Monday, October 22, 2007

Academy of Spirits, Part II

A few posts ago, I talked about the Academy of Fine Spirits, and I thought I would give a quick update on the class. Last week, we had our infusion contest judging - each of us was given a large Ball jar and some vodka, and an array of ingredients to select from. We had to infuse our vodka for two weeks, and then bring it back to the class. During the two weeks, we were not allowed to add or take away any ingredients, but we could place the jar in different temperature and light settings, as desired.

So how did I do?
Well, I didn't win the contest (Cara B. from Weber Grill Restaurant was the winner - congrats Cara!). Cara's infusion was fruit-focused, with mango, berries and pineapple. I had tried for a savory infusion, with cucumber, rosemary, cardamom and a bit of red pear. If I could have removed the cardamom and rosemary earlier, it might've been OK - since I couldn't, it was mostly a cardamom infusion with a bit of rosemary. It was interesting to see what others put into the jar, and what came out on the other side - it was a great supplement to the experimentation I've already been doing. Its much easier when you can adjust the process and ingredients throughout the infusion!
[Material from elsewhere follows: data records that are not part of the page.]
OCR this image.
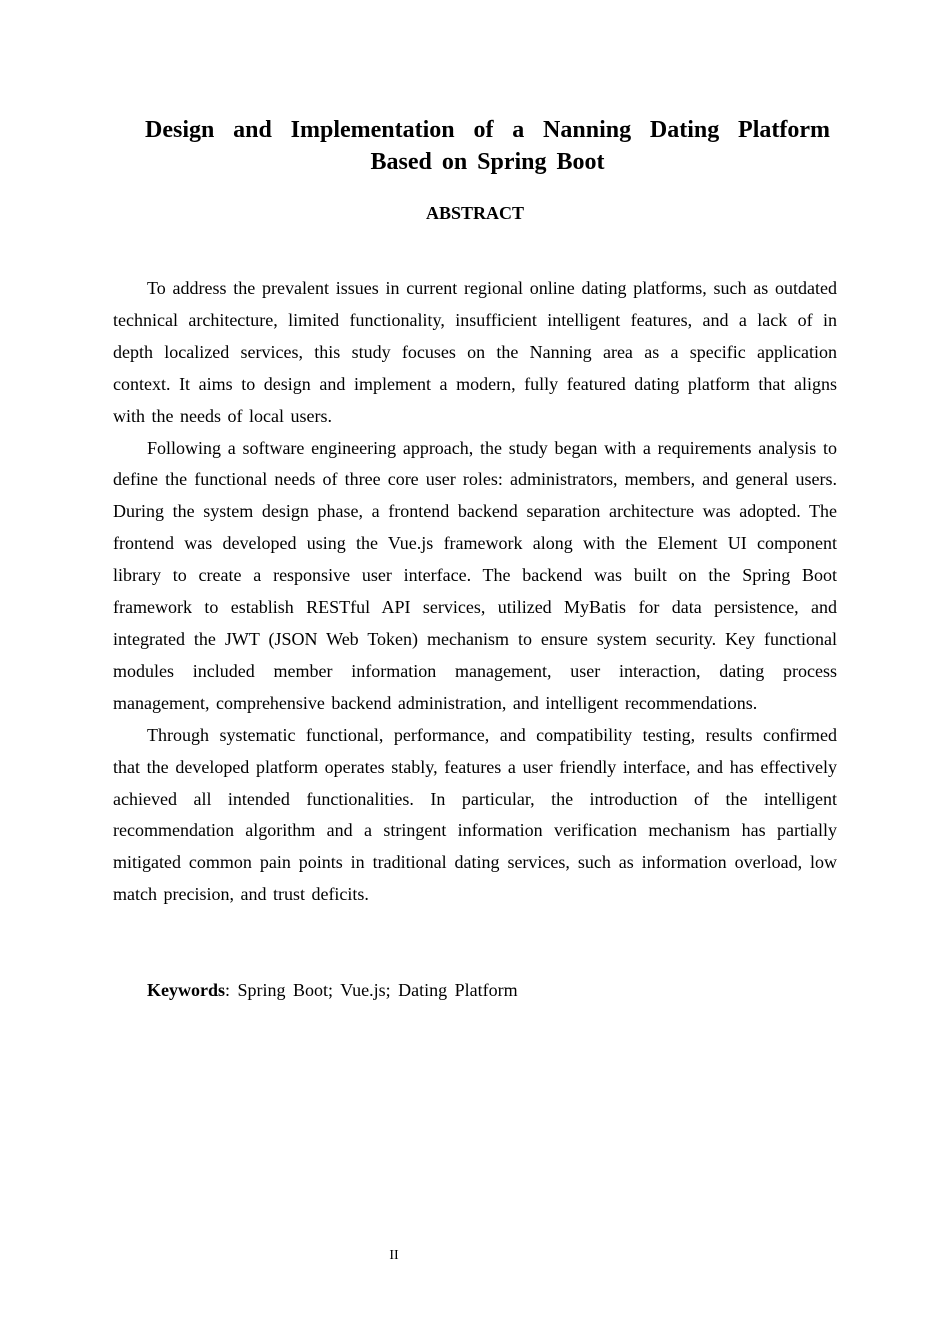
Design and Implementation of a Nanning Dating Platform Based on Spring Boot
ABSTRACT

To address the prevalent issues in current regional online dating platforms, such as outdated technical architecture, limited functionality, insufficient intelligent features, and a lack of in depth localized services, this study focuses on the Nanning area as a specific application context. It aims to design and implement a modern, fully featured dating platform that aligns with the needs of local users.

Following a software engineering approach, the study began with a requirements analysis to define the functional needs of three core user roles: administrators, members, and general users. During the system design phase, a frontend backend separation architecture was adopted. The frontend was developed using the Vue.js framework along with the Element UI component library to create a responsive user interface. The backend was built on the Spring Boot framework to establish RESTful API services, utilized MyBatis for data persistence, and integrated the JWT (JSON Web Token) mechanism to ensure system security. Key functional modules included member information management, user interaction, dating process management, comprehensive backend administration, and intelligent recommendations.

Through systematic functional, performance, and compatibility testing, results confirmed that the developed platform operates stably, features a user friendly interface, and has effectively achieved all intended functionalities. In particular, the introduction of the intelligent recommendation algorithm and a stringent information verification mechanism has partially mitigated common pain points in traditional dating services, such as information overload, low match precision, and trust deficits.

Keywords: Spring Boot; Vue.js; Dating Platform

II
Interesting Random Tidbits
We were originally to have our midterm today (class was just cancelled this am), so I have been studying the last day or so. Here are a few fun factoids from the topics on our midterm:
  • Alcohol has been regulated by governments since at least 1770 BC (under King Hammurabi's code then)
  • Agave is a member of the amaryllis family (and is most definitely not a cactus)
  • An agave piƱa weighs 25-30 kilos and takes 8-10 years to ripen, once picked they are cut, steamed and crushed to extract sweet juice for fermentation
  • In tequila, the age statement refers to an average age of the tequilas blended to make that batch. In scotch and rum, it refers to the youngest spirit in the blend.
  • The term "single malt" can be used on a scotch made at a single distillery. It doesn't have to be from a single malting or even a single year, just all from one distillery.
There are so many rules for each type of spirit, its interesting (and we're only scratching the surface in this class). I've become extremely familiar with the rules for the products we make, but less so for other types of spirits. Its interesting to see what is and isn't required, etc. and where the distiller has flexibility and where he or she doesn't have any.

Hopefully I'll retain what I've learned for the midterm next week!

In the meantime, here is the recipe we made for a classic mojito. As you may know, the mojito is an old drink (ca. 1900), not a new one. It was invented in Cuba and popularized at a bar there in the 1930's. Supposedly Ernest Hemingway is credited with introducing it to the U.S. mainland. This is the original recipe (or so they claim):

Classic Mojito

1-1/2 oz White rum
1-1/2 oz Simple Syrup
1/2 of a Lime, Pressed
10-15 Mint Leaves
Soda water

Muddle mint in an old fashioned glass with lime and syrup. Just a few presses with the muddler, don't grind it into submission. Add crushed ice, rum and top with soda. Garnish with mint sprig.